Reading: ERFNet — Efficient Residual Factorized ConvNet for Real-time (Semantic Segmentation)

Outperforms DilatedNet, DPN, FCN, DeepLabv1, ENet & SegNet, Similar accuracy to SOTA, RefineNet & DeepLabv2, While Taking Only 24ms Per Image on a Single GPU

4 min readOct 10, 2020

From Authors: https://www.youtube.com/watch?v=AbXzU9ZzqF4

In this story, “ERFNet: Efficient Residual Factorized ConvNet for Real-time Semantic Segmentation” (ERFNet), by University of Alcal´a (UAH), and CSIRO-Data61, is shortly presented. In this paper:

A novel layer that uses residual connections and factorized convolutions, is proposed in order to remain efficient while retaining remarkable accuracy.
ERFNet is able to run at over 83 FPS in a single Titan X, and 7 FPS in a Jetson TX1 (embedded GPU).

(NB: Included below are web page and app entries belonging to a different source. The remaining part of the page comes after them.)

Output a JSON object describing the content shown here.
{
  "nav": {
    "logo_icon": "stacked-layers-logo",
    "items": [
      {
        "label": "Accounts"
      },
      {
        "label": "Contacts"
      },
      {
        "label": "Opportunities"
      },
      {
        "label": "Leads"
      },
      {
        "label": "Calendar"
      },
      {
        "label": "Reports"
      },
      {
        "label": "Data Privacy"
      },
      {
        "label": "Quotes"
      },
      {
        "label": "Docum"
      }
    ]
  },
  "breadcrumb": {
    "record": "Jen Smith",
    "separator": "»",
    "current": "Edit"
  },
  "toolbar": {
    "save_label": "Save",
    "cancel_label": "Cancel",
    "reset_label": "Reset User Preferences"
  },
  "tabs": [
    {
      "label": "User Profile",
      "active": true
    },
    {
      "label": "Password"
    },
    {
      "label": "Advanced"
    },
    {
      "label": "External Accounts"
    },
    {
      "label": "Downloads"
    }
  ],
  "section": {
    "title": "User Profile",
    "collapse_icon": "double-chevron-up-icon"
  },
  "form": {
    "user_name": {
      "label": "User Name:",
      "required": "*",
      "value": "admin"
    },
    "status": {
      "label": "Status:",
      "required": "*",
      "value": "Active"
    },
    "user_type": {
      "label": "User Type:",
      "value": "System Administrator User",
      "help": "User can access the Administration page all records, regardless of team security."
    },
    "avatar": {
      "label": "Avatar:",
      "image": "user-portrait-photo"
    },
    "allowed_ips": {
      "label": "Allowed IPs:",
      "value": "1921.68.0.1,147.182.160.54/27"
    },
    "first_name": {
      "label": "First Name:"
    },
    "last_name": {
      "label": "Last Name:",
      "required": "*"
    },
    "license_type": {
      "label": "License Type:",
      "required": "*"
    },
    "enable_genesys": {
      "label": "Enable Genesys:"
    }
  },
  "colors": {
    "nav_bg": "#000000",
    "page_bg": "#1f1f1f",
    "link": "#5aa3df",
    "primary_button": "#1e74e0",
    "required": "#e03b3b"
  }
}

This is a paper in 2017 TITS (IEEE Transactions on Intelligent Transportation Systems) with over 300 citations and with high impact factor of 6.319. (Sik-Ho Tsang @ Medium)

Outline

Non-Bottleneck-1D Block
ERFNet: Network Architecture
Experimental Results

1. Non-Bottleneck-1D Block

(a) & (b): They are the non-bottleneck and bottleneck residual blocks originally used in ResNet. (If interested, please feel free to read ResNet.)
(c): The factorization, originated in Inception-v3 is applied to reduce the 3×3 convolutions on the original residual modules. While larger filters would be more benefited by this decomposition, applying it on 3×3 convolutions already yields a 33% reduction in parameters and further increases its computational efficiency.

**#ext-fm: external feature map, #int-fm: internal feature map, #weight: number of weights**

The above table summarizes the total dimensions of the weights on the convolutions of every residual block.

2. ERFNet: Network Architecture

**Details of ERFNet: Network Architecture**

ERFNet is designed by stacking sequentially the proposed non-bt-1D layers in a way that best leverages their learning performance and efficiency.

2.1. Encoder

The layers from 1 to 16 in our architecture form the encoder, composed of residual blocks and downsampling blocks.
Three downsamplings are performed at layers 1, 2 and 8.

**Downsampler block Inspired by** **ENet** **initial block**

The downsampler block, inspired by the initial block of ENet, performs downsampling by concatenating the parallel outputs of a single 3×3 convolution with stride 2 and a Max-Pooling module.
Dilated convolutions, originated in DeepLab and DilatedNet, are also inserted at certain non-bt-1D layers to gather more context, which led to an improvement in accuracy. Thus, the second pair of 3×1 and 1×3 convolutions are a pair of dilated 1D convolutions.

2.2. Decoder

The decoder segment is composed of the layers from 17 to 23.
ERFNet follows a similar strategy to ENet in having a small decoder.
Deconvolution layers with stride 2 are used.

3. Experimental Results

3.1. Ablation Study for non-bt-1D Module

**IoU on Cityscapes Validation (VI-IoU) & Training Sets (Tr-IoU)**

Cityscapes Dataset, which contains a train set of 2975 images, a validation set of 500 images and a test set of 1525 images, is used for evaluation.
For a fair comparison, the non-bottleneck designs should receive 4 times less feature maps at the layer’s input.
The higher accuracy of the architectures with wider layers (those presented in the bottom side of the table) demonstrates that computing more feature maps per layer allows networks to better approximate the loss functions that they are trying to learn.
The proposed non-bottleneck-1D design is the most effective choice to increase capacity of a network with the lowest impact on efficiency.

3.2. SOTA Comparison

ERFNet, achieves a 69.7% Class IoU and a 87.3% Category IoU on the Cityscapes Test set, which supposes a similar accuracy to the state of the art (such as RefineNet, DeepLabv2), while taking only 24 ms per image on a single GPU, which makes it one of the fastest networks available.
And ERFNet outperforms DilatedNet, DPN, FCN, DeepLabv1, ENet and SegNet.

3.3. Inference Time

At 640×360, a resolution that is enough to recognize any urban scene accurately, our network achieves over 83 FPS on a single Titan X and over 7 FPS on a Tegra TX1, an embedded GPU that uses less than 10 Watts at full load.
At 1024×512 (the ratio used in the Cityscapes tests), ERFNet achieves 24ms (41 FPS) on a Titan X.
In summary, our network achieves a speed that is as competitively fast as the fastest ones (ENet and SQ), while having a significantly better accuracy.